Millions of families are units of co-operation, mutuality, care and love. It is never easy but they are able to nurture their young. I salute them, at times envy them.

Prominent writers recently debated Philip Larkin's stark poem damning parents, which observes: "They fuck you up, your mum and dad." Not at all, said A N Wilson and a host of writers who penned lyrical tributes to those who made them, but I disagree.

The children's writer Anne Fine has said of home life: "It is a crucible of security as well as the crucible of misery." Families can beat you up, cut you down, mess you up, drive you mad, crush your body and spirit. Baby P came from what they call the "feral class", bestial and useless. Shannon Matthews' mum, Karen, accused of kidnapping her own daughter, is again described as a low-bred, no good.

True, the most gruesome cases seem to involve the least educated. But child cruelty crosses the classes. Tonight on BBC4, the Storyville programme "I'm not Dead Yet" exposes the abuse inflicted in an upper-middle class family. The victim, now old, never complained because to do so would shame and divide them. Last year, a man I vaguely knew committed suicide after his 18-year-old daughter accused him of raping her over several years. He was a company director. Families do indeed "fuck you up".

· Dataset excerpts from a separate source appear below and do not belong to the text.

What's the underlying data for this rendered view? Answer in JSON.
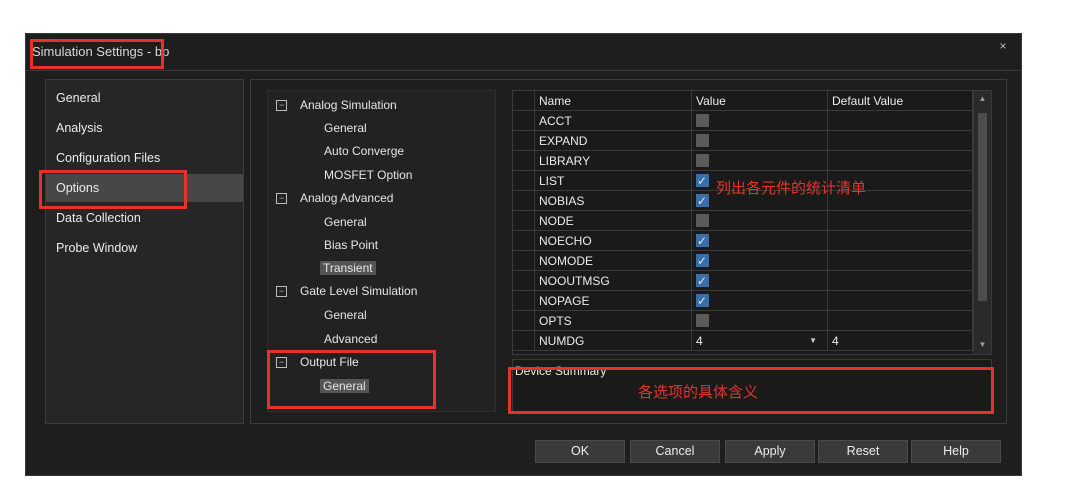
{
  "window": {
    "title": "Simulation Settings - bp",
    "close_glyph": "×"
  },
  "nav": {
    "items": [
      {
        "label": "General"
      },
      {
        "label": "Analysis"
      },
      {
        "label": "Configuration Files"
      },
      {
        "label": "Options",
        "selected": true
      },
      {
        "label": "Data Collection"
      },
      {
        "label": "Probe Window"
      }
    ]
  },
  "tree": {
    "collapse_glyph": "−",
    "nodes": [
      {
        "label": "Analog Simulation",
        "level": 0,
        "expander": true
      },
      {
        "label": "General",
        "level": 1
      },
      {
        "label": "Auto Converge",
        "level": 1
      },
      {
        "label": "MOSFET Option",
        "level": 1
      },
      {
        "label": "Analog Advanced",
        "level": 0,
        "expander": true
      },
      {
        "label": "General",
        "level": 1
      },
      {
        "label": "Bias Point",
        "level": 1
      },
      {
        "label": "Transient",
        "level": 1,
        "selected": true
      },
      {
        "label": "Gate Level Simulation",
        "level": 0,
        "expander": true
      },
      {
        "label": "General",
        "level": 1
      },
      {
        "label": "Advanced",
        "level": 1
      },
      {
        "label": "Output File",
        "level": 0,
        "expander": true
      },
      {
        "label": "General",
        "level": 1,
        "selected": true
      }
    ]
  },
  "grid": {
    "headers": [
      "Name",
      "Value",
      "Default Value"
    ],
    "rows": [
      {
        "name": "ACCT",
        "checked": false
      },
      {
        "name": "EXPAND",
        "checked": false
      },
      {
        "name": "LIBRARY",
        "checked": false
      },
      {
        "name": "LIST",
        "checked": true
      },
      {
        "name": "NOBIAS",
        "checked": true
      },
      {
        "name": "NODE",
        "checked": false
      },
      {
        "name": "NOECHO",
        "checked": true
      },
      {
        "name": "NOMODE",
        "checked": true
      },
      {
        "name": "NOOUTMSG",
        "checked": true
      },
      {
        "name": "NOPAGE",
        "checked": true
      },
      {
        "name": "OPTS",
        "checked": false
      },
      {
        "name": "NUMDG",
        "value": "4",
        "default": "4",
        "dropdown": true
      }
    ],
    "dropdown_glyph": "▼",
    "scroll_up_glyph": "▲",
    "scroll_down_glyph": "▼"
  },
  "description": {
    "label": "Device Summary"
  },
  "annotations": {
    "list_note": "列出各元件的统计清单",
    "desc_note": "各选项的具体含义",
    "highlight_color": "#e5322a"
  },
  "buttons": {
    "ok": "OK",
    "cancel": "Cancel",
    "apply": "Apply",
    "reset": "Reset",
    "help": "Help"
  },
  "colors": {
    "background": "#1e1e1e",
    "selected": "#474747",
    "checkbox_on": "#3a6ea5",
    "checkbox_off": "#5a5a5a"
  }
}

But still we fetishise the institution, give it ever more power over its members, more since right-wing orthodoxies have taken root on the left. David Cameron believes parents know what is best for their kids. Mr and Mrs Common Sense tell the nanny state to keep out. Parenting has been privatised along with much else. That leaves vulnerable children unprotected.

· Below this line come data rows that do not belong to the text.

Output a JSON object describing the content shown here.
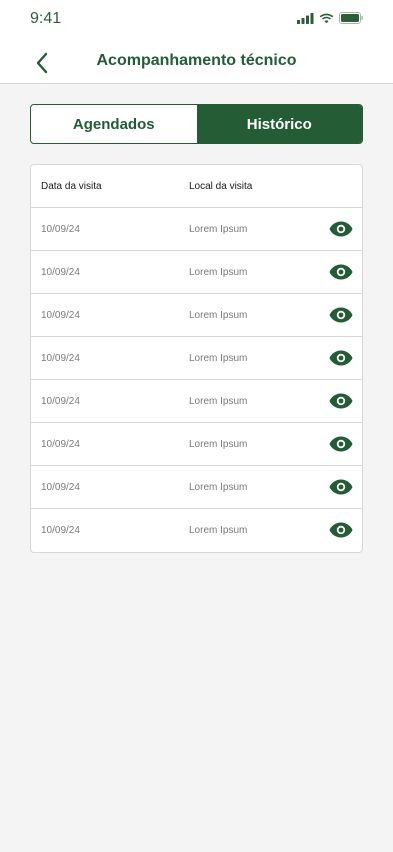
{
  "status_bar": {
    "time": "9:41"
  },
  "header": {
    "title": "Acompanhamento técnico"
  },
  "tabs": [
    {
      "label": "Agendados",
      "active": false
    },
    {
      "label": "Histórico",
      "active": true
    }
  ],
  "table": {
    "headers": {
      "date": "Data da visita",
      "place": "Local da visita"
    },
    "rows": [
      {
        "date": "10/09/24",
        "place": "Lorem Ipsum"
      },
      {
        "date": "10/09/24",
        "place": "Lorem Ipsum"
      },
      {
        "date": "10/09/24",
        "place": "Lorem Ipsum"
      },
      {
        "date": "10/09/24",
        "place": "Lorem Ipsum"
      },
      {
        "date": "10/09/24",
        "place": "Lorem Ipsum"
      },
      {
        "date": "10/09/24",
        "place": "Lorem Ipsum"
      },
      {
        "date": "10/09/24",
        "place": "Lorem Ipsum"
      },
      {
        "date": "10/09/24",
        "place": "Lorem Ipsum"
      }
    ],
    "row_action_icon": "eye-icon"
  },
  "colors": {
    "primary": "#235c35",
    "background": "#f4f4f4",
    "border": "#d8d8d8"
  }
}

Mine was, in many ways, a frighteningly dysfunctional family. Volatility and violence blew up regularly, much of it senseless and unpredictable. My mum and the kindness of strangers saved me from mental and emotional collapse. On really bad days I took refuge in one of the adjoining flats or a friend's house. My teachers stepped in when they felt I wasn't coping. Then and there, back in Kampala, Uganda, the external network could interfere to save a child. Here and now, that would be almost criminal intrusion. Even among British Asians, where communal responsibility used to guard a child, parental control has grown grotesquely. Too many girls and boys are forced into behaviours that stunt personal development.

In recent years, effective campaigns have been raised against medical professionals, social workers and police officers who suspect parental brutality. I do not doubt that real abuse has been left to carry on as a result. Not upsetting parents became the credo and children's rights were demoted. Parental power can deny pupils a holistic education. Many pupils cannot join trips, wear ordinary school uniforms, read novels, do drama, study evolution or human procreation. Last year, a Unicef report on the well-being of children placed Britain at the bottom of the league of advanced nations. There is still, in the UK, no outright ban on corporal punishment. The children's commissioner, Sir Al Aynsley-Green, points out: "The only people in the country who can still be lawfully hit are children."

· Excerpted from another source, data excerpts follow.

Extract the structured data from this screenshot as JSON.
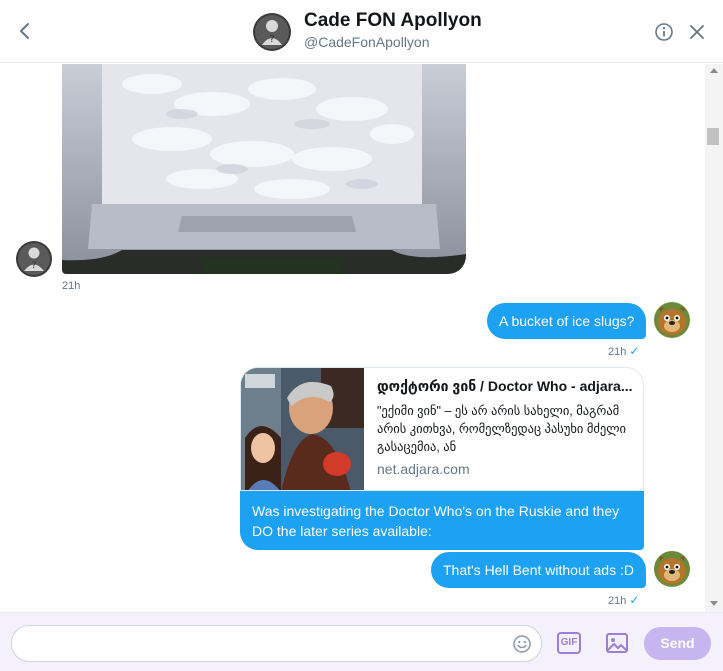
{
  "header": {
    "name": "Cade FON Apollyon",
    "handle": "@CadeFonApollyon",
    "back_icon": "chevron-left-icon",
    "info_icon": "info-icon",
    "close_icon": "close-icon"
  },
  "messages": [
    {
      "id": "m1",
      "type": "photo",
      "direction": "incoming",
      "description": "ice-bucket-photo",
      "timestamp": "21h"
    },
    {
      "id": "m2",
      "type": "text",
      "direction": "outgoing",
      "text": "A bucket of ice slugs?",
      "timestamp": "21h",
      "status": "✓"
    },
    {
      "id": "m3",
      "type": "link-card",
      "direction": "outgoing",
      "card": {
        "title": "დოქტორი ვინ / Doctor Who - adjara...",
        "description": "\"ექიმი ვინ\" – ეს არ არის სახელი, მაგრამ არის კითხვა, რომელზედაც პასუხი მძელი გასაცემია, ან",
        "domain": "net.adjara.com"
      },
      "text": "Was investigating the Doctor Who's on the Ruskie and they DO the later series available:"
    },
    {
      "id": "m4",
      "type": "text",
      "direction": "outgoing",
      "text": "That's Hell Bent without ads :D",
      "timestamp": "21h",
      "status": "✓"
    }
  ],
  "composer": {
    "placeholder": "",
    "gif_label": "GIF",
    "send_label": "Send",
    "emoji_icon": "emoji-icon",
    "image_icon": "image-icon"
  },
  "colors": {
    "accent": "#1da1f2",
    "purple": "#9b7fd6",
    "send_disabled": "#c7b5ef",
    "composer_bg": "#f4f0fc"
  }
}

Social workers and police take their cue from these societal values and now seek only to "support" parents. This is what happened in Haringey. As if supporting brutes will turn them into repentant angels. Taking girls and boys away from their parents can give some the only chance they have. One researcher found that 96 per cent of kids in care were happy with their foster carers. Even if the worst parents were themselves victims of deprivation, they cannot be the primary concern if we want children to be safe.

A recent study at Southbank University found that by using sophisticated methodology, through an analysis of the personal and family circumstances of a child, it is possible to predict which young ones are at risk. We know, but don't want to know. Why not? That is the question – and the real scandal.